BBC News Brasil: Quando Trump foi acusado de amarelar e toda a discussão sobre Taco surgiu, Trump e seus apoiadores disseram que tudo se trata de uma estratégia inteligente do presidente. Que mesmo parecendo que Trump está recuando, no final da negociação ele está mesmo é avançando — pois as tarifas acabam subindo bastante. O "Taco" seria, então, uma estratégia vencedora para Trump?
Lubin: Pessoalmente, acho que a política comercial baseada em tarifas e a destruição do que costumávamos chamar carinhosamente de ordem internacional baseada em regras é ruim para o mundo e ruim para os EUA.
Então acho que o que ele está tentando alcançar não convém a ninguém, exceto seu eleitorado, em um sentido muito restrito e de curtíssimo prazo. Então, acho que o mundo é um perdedor com essa política.

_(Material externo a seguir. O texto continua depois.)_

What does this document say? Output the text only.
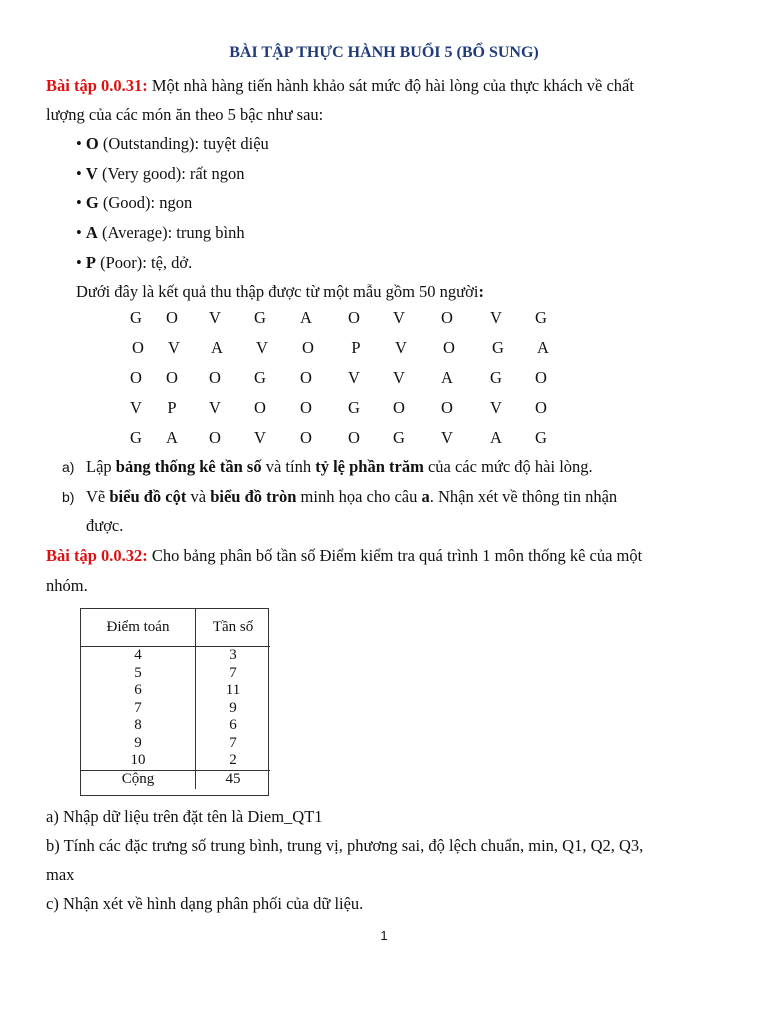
BÀI TẬP THỰC HÀNH BUỔI 5 (BỔ SUNG)
Bài tập 0.0.31: Một nhà hàng tiến hành khảo sát mức độ hài lòng của thực khách về chất
lượng của các món ăn theo 5 bậc như sau:
• O (Outstanding): tuyệt diệu
• V (Very good): rất ngon
• G (Good): ngon
• A (Average): trung bình
• P (Poor): tệ, dở.
Dưới đây là kết quả thu thập được từ một mẫu gồm 50 người:
G O V G A O V O V G
O V A V O	P	V O G A
O O O G O V V A G O
V	P	V O O G O O V O
G A O V O O G V A G
a) Lập bảng thống kê tần số và tính tỷ lệ phần trăm của các mức độ hài lòng.
b) Vẽ biểu đồ cột và biểu đồ tròn minh họa cho câu a. Nhận xét về thông tin nhận
được.
Bài tập 0.0.32: Cho bảng phân bố tần số Điểm kiểm tra quá trình 1 môn thống kê của một
nhóm.
Điểm toán	Tần số
4	3
5	7
6	11
7	9
8	6
9	7
10	2
Cộng	45
a) Nhập dữ liệu trên đặt tên là Diem_QT1
b) Tính các đặc trưng số trung bình, trung vị, phương sai, độ lệch chuẩn, min, Q1, Q2, Q3,
max
c) Nhận xét về hình dạng phân phối của dữ liệu.
1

Mas ele tem uma eleição de meio de mandato vindo aí, ele tem um eleitorado doméstico para apoiar e ele tem uma espécie de projeto político que quer perseguir, que é, entre outras coisas, apoiar líderes de direita e simpatizantes em outros países.

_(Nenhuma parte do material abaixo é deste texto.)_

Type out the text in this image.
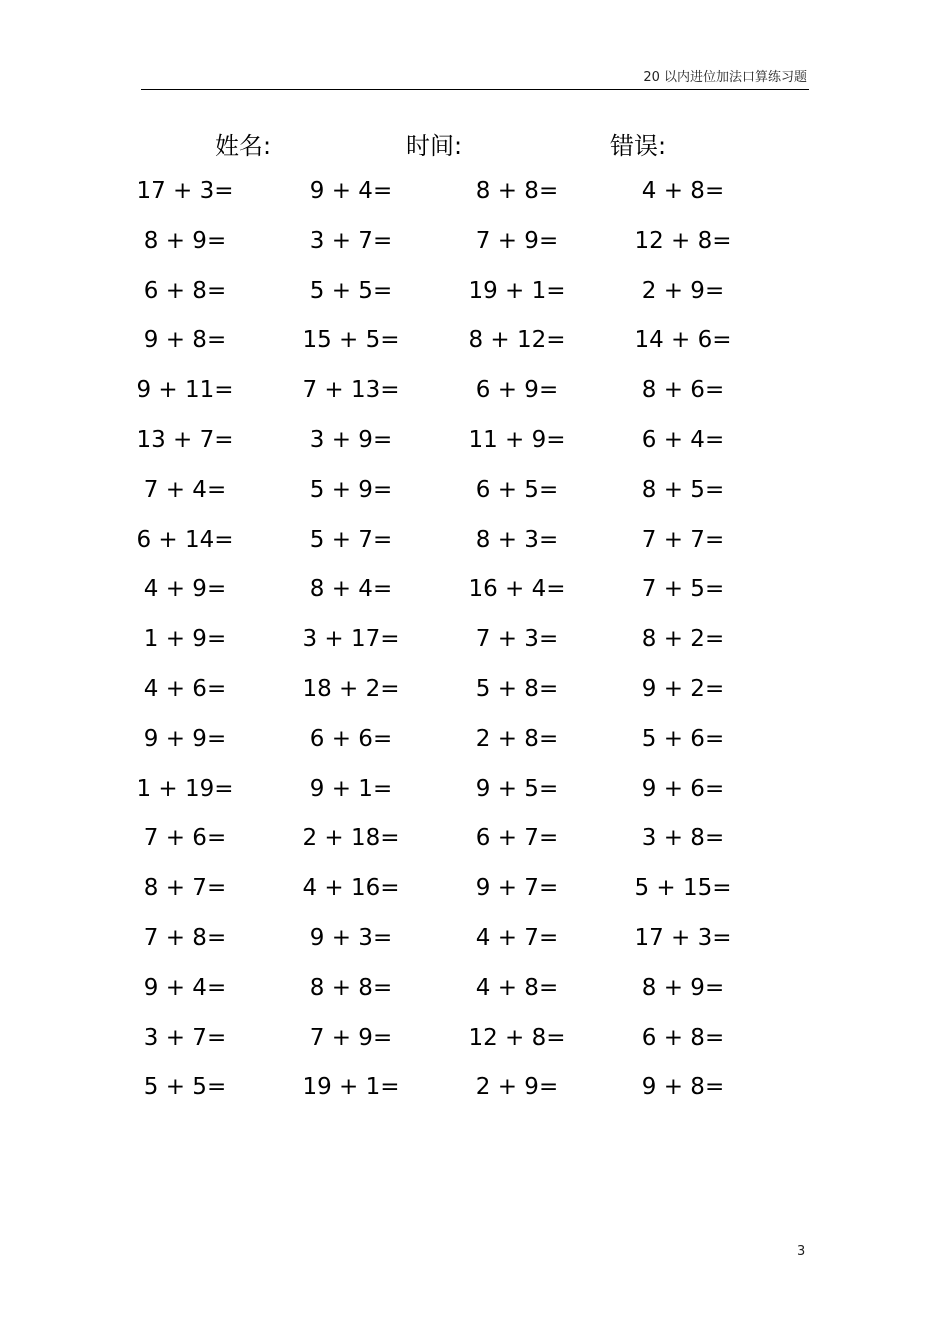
20 以内进位加法口算练习题
姓名:	时间:	错误:
17 + 3=	9 + 4=	8 + 8=	4 + 8=
8 + 9=	3 + 7=	7 + 9=	12 + 8=
6 + 8=	5 + 5=	19 + 1=	2 + 9=
9 + 8=	15 + 5=	8 + 12=	14 + 6=
9 + 11=	7 + 13=	6 + 9=	8 + 6=
13 + 7=	3 + 9=	11 + 9=	6 + 4=
7 + 4=	5 + 9=	6 + 5=	8 + 5=
6 + 14=	5 + 7=	8 + 3=	7 + 7=
4 + 9=	8 + 4=	16 + 4=	7 + 5=
1 + 9=	3 + 17=	7 + 3=	8 + 2=
4 + 6=	18 + 2=	5 + 8=	9 + 2=
9 + 9=	6 + 6=	2 + 8=	5 + 6=
1 + 19=	9 + 1=	9 + 5=	9 + 6=
7 + 6=	2 + 18=	6 + 7=	3 + 8=
8 + 7=	4 + 16=	9 + 7=	5 + 15=
7 + 8=	9 + 3=	4 + 7=	17 + 3=
9 + 4=	8 + 8=	4 + 8=	8 + 9=
3 + 7=	7 + 9=	12 + 8=	6 + 8=
5 + 5=	19 + 1=	2 + 9=	9 + 8=
3
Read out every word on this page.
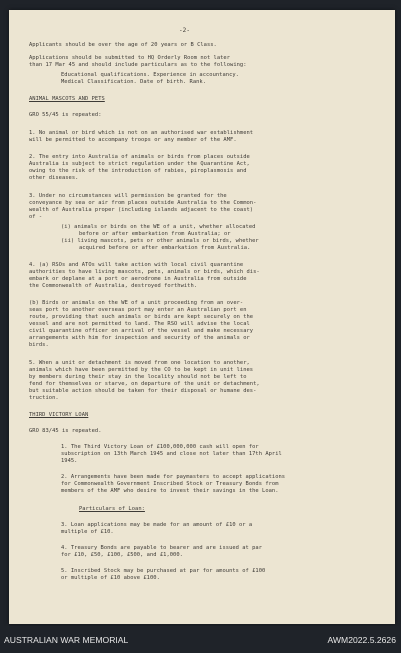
-2-
Applicants should be over the age of 20 years or B Class.
Applications should be submitted to HQ Orderly Room not later
than 17 Mar 45 and should include particulars as to the following:
Educational qualifications. Experience in accountancy.
Medical Classification. Date of birth. Rank.
ANIMAL MASCOTS AND PETS
GRO 55/45 is repeated:
1. No animal or bird which is not on an authorised war establishment
will be permitted to accompany troops or any member of the AMF.
2. The entry into Australia of animals or birds from places outside
Australia is subject to strict regulation under the Quarantine Act,
owing to the risk of the introduction of rabies, piroplasmosis and
other diseases.
3. Under no circumstances will permission be granted for the
conveyance by sea or air from places outside Australia to the Common-
wealth of Australia proper (including islands adjacent to the coast)
of -
(i) animals or birds on the WE of a unit, whether allocated
before or after embarkation from Australia; or
(ii) living mascots, pets or other animals or birds, whether
acquired before or after embarkation from Australia.
4. (a) RSOs and ATOs will take action with local civil quarantine
authorities to have living mascots, pets, animals or birds, which dis-
embark or deplane at a port or aerodrome in Australia from outside
the Commonwealth of Australia, destroyed forthwith.
(b) Birds or animals on the WE of a unit proceeding from an over-
seas port to another overseas port may enter an Australian port en
route, providing that such animals or birds are kept securely on the
vessel and are not permitted to land. The RSO will advise the local
civil quarantine officer on arrival of the vessel and make necessary
arrangements with him for inspection and security of the animals or
birds.
5. When a unit or detachment is moved from one location to another,
animals which have been permitted by the CO to be kept in unit lines
by members during their stay in the locality should not be left to
fend for themselves or starve, on departure of the unit or detachment,
but suitable action should be taken for their disposal or humane des-
truction.
THIRD VICTORY LOAN
GRO 83/45 is repeated.
1. The Third Victory Loan of £100,000,000 cash will open for
subscription on 13th March 1945 and close not later than 17th April
1945.
2. Arrangements have been made for paymasters to accept applications
for Commonwealth Government Inscribed Stock or Treasury Bonds from
members of the AMF who desire to invest their savings in the Loan.
Particulars of Loan:
3. Loan applications may be made for an amount of £10 or a
multiple of £10.
4. Treasury Bonds are payable to bearer and are issued at par
for £10, £50, £100, £500, and £1,000.
5. Inscribed Stock may be purchased at par for amounts of £100
or multiple of £10 above £100.
AUSTRALIAN WAR MEMORIAL	AWM2022.5.2626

BBC News Brasil: Estamos nos aproximando do prazo final para as negociações com a China sobre tarifas no dia 12 de agosto — que é a maior de todas essas negociações comerciais de Trump. Com a China, que é mais poderosa, você acha que Trump pode acabar recuando no estilo Taco também?

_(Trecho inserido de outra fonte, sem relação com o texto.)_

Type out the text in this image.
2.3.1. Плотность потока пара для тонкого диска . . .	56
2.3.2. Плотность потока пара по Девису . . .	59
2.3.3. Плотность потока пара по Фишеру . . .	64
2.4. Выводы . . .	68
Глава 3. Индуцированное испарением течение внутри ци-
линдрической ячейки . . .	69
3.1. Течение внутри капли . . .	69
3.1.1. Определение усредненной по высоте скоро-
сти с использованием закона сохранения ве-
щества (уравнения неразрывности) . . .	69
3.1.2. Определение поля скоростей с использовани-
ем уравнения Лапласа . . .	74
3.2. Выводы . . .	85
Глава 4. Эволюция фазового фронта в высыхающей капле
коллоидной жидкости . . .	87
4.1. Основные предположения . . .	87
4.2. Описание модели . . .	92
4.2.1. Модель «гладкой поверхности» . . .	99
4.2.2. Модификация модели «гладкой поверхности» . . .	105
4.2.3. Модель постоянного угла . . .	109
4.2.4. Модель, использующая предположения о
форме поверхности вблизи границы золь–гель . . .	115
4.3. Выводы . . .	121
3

Lubin: Eu acho que o presidente Trump ficou surpreso com a firmeza com que a China respondeu à escalada original de tarifas, que chegou a 145%.
Foi a capacidade da China de exercer influência sobre os EUA fazendo uso de seu domínio no fornecimento de materiais de terras raras que forçou o governo Trump a se sentar à mesa de negociações em Genebra em maio e, posteriormente, em Londres e agora em outros lugares.
A sensação recente é de que o governo dos EUA está se esforçando para não irritar Pequim, negando recentemente a oportunidade do presidente de Taiwan de fazer uma escala em Nova York a caminho da América Central. E o que foi noticiado nos últimos dias sobre a decisão tomada em junho de não se encontrar com oficiais militares em Taiwan.
Parece que os EUA estão tentando agradar Pequim, após a resposta firme da China à pressão que Trump estava tentando impor no início deste ano.
BBC News Brasil: Então, no caso da negociação com a China, seria justo dizer que está havendo um pouco de "Taco" ou um pouco de "amarelada" de Trump?
Lubin: Eu acho que talvez em alguns casos Trump está certo ao argumentar que, em muitos aspectos, isso sempre fez parte de um plano.
Não tenho certeza se Trump realmente considerou seriamente tarifas de 145% sobre a China. Isso teria destruído completamente o comércio entre os EUA e a China.
Até certo ponto, o Taco já está inserido em parte do uso da política tarifária porque Trump pensa nisso como um processo de negociação.
Se moderar uma posição de negociação pode ser descrito como "amarelar", então, sim, o Taco está meio que inserido na estratégia de negociação de Trump.
BBC News Brasil: Você ficou surpreso com a forma como Trump negociou com o Brasil — os anúncios de tarifas altas e a sanção a Alexandre de Moraes, seguidos por um recuo com isenções de tarifas?
Lubin: Nós vimos elementos disso desde janeiro. As ameaças de tarifas contra a Colômbia, o apoio retórico dado à direita na Alemanha, na Polônia, no Reino Unido e assim por diante.
Isso não surgiu do nada, mas claramente o apoio que Trump está tentando dar à direita brasileira ganhou força.
Ele está usando mais ferramentas no caso do Brasil do que no caso da Polônia ou no caso da Alemanha, onde foi pura retórica.
A diferença entre a Alemanha, a Polônia de um lado e o Brasil do outro é que, no caso do Brasil, Trump está tentando apoiar simpatizantes de direita com mais do que apenas palavras.
BBC News Brasil: Qual seria a melhor forma de o Brasil responder a tudo isso?
Lubin: Não cabe a mim aconselhar o governo brasileiro.
Mas Trump parece ser o tipo de líder e de pessoa que extrai combustível e energia de antagonismo. E, portanto, quanto mais Lula se inclina a retaliar, mais provável é que isso se intensifique. Sendo assim, para preservar a boa saúde da economia brasileira, acho que a melhor estratégia no momento seria o silêncio.